IQVIA is seeking a highly skilled Trial Delivery Manager/Senior Clinical Lead to oversee and coordinate clinical trial management activities for both internally managed and outsourced trials. This role involves ensuring compliance with SOPs, Good Clinical Practice (GCP), and local regulatory requirements. The identified candidate will lead the Study Management Team, manage trial documentation, and ensure inspection-readiness while acting as the primary contact for regional and country staff.

Key Responsibilities:

• Adhere to SOPs, policies, GCP, and local regulatory requirements.
• Comply with relevant training requirements.
• Lead the Study Management Team and provide updates on deliverable status.
• Ensure availability of required reports for real-time tracking of trial status.
• Manage timely and accurate documentation and communication of trial progress.
• Maintain inspection-readiness of the Study Management Team (SMT).
• Act as the primary contact for Country and Regional staff and local teams.
• Partner with global counterparts to oversee central activities from planning to trial close-out.
• Ensure issue escalation and drive resolution.
• Work closely with the Trial Team to resolve CAPAs timely.
• Contribute to data collection for site selection and participate in feasibility assessments.
• Establish enrollment commitments and ensure actual enrollment meets projections.
• Ensure robust recruitment/contingency plans are in place for each region.
• Perform Annual Quality Review of files and ensure archiving and retention of documents.
• Establish country budgets and monitor actuals vs. forecast for Out-of-Pocket Expenses.
• Oversee selected vendors and review/approve vendor invoices.
• Monitor budgets and expenditures per planned trial budget.
• Create and update trial-specific documents, including Monitoring Guidelines, Informed Consent Forms, and IMP-related documentation.
• Provide input into cross-functional documents such as safety-related documents and protocol deviations.
• Ensure creation of trial-specific training materials and deliver training as needed.
• Coordinate Investigator Meetings and maintain excellent working relationships with internal stakeholders.
• Ensure compliance with Health Authority regulations and guidelines.
• Participate in Health Authority inspections and internal audits.
• Coordinate data cleaning towards a timely database lock.
• Act as central expert for assigned protocols.
• Contribute to process improvement and training initiatives.
• Lead and/or participate in special initiatives and task forces.
• Execute clinical trial management services autonomously.
• Provide coaching/mentoring to less experienced staff.
• Assume additional responsibilities or special initiatives such as Champion or Therapeutic Area Expert.
• Lead teams across projects/programs on insourced and outsourced studies.

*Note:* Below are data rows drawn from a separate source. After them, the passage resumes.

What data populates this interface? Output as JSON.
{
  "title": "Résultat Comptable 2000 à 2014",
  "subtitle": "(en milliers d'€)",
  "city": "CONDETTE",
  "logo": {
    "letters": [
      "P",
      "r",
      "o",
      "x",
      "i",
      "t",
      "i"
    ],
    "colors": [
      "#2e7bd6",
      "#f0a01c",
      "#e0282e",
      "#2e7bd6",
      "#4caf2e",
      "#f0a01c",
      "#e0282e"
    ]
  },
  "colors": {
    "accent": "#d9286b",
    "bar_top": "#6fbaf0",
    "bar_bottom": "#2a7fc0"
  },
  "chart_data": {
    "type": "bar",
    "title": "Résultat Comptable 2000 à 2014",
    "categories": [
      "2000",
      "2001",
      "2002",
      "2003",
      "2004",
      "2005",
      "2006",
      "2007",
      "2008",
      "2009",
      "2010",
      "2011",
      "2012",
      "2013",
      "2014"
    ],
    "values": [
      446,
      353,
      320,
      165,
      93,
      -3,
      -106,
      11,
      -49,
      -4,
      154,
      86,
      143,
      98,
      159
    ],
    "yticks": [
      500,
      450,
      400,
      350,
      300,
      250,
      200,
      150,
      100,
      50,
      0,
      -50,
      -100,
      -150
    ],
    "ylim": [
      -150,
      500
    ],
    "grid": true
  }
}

Education and Experience Requirements:

• BS degree or equivalent in Life Sciences (e.g., Biology, Chemistry, Biochemistry, Nursing, Pharmacy).
• 6 or more years of clinical trial management experience in the pharmaceutical industry or large CRO.
• Strong working knowledge of ICH-GCP, local laws, and regulations.
• Proven track record in managing various aspects of trials from start-up to database lock and trial closure.
• Effective leadership and delegation skills.
• Experience in coordinating global or regional teams in a virtual environment.
• Strong project planning/management and independent complex decision-making skills.
• Solution-oriented with proactive risk identification and mitigation.
• Strong IT skills, including knowledge of standard Microsoft applications and willingness to learn new systems.
• Monitoring experience or relevant experience in data management or central monitoring.
• Proficient in speaking and writing local country language and English.
• Strong analytical skills and ability to manage ambiguity.
• Experience in developing presentations and presenting key information to stakeholders.
• Ability to understand and oversee country and vendor budgeting processes.

IQVIA is a leading global provider of clinical research services, commercial insights and healthcare intelligence to the life sciences and healthcare industries. We create intelligent connections to accelerate the development and commercialization of innovative medical treatments to help improve patient outcomes and population health worldwide. Learn more at https://jobs.iqvia.com

IQVIA is proud to be an equal opportunity employer. All qualified applicants will receive consideration for employment without regard to race, color, religion, sex, sexual orientation, gender identity, national origin, disability, status as a protected veteran, or any other status protected by applicable law. https://jobs.iqvia.com/eoe

The potential base pay range for this role, when annualized, is $112,000.00 - $228,800.00. The actual base pay offered may vary based on a number of factors including job-related qualifications such as knowledge, skills, education, and experience; location; and/or schedule (full or part-time). Dependent on the position offered, incentive plans, bonuses, and/or other forms of compensation may be offered, in addition to a range of health and welfare and/or other benefits.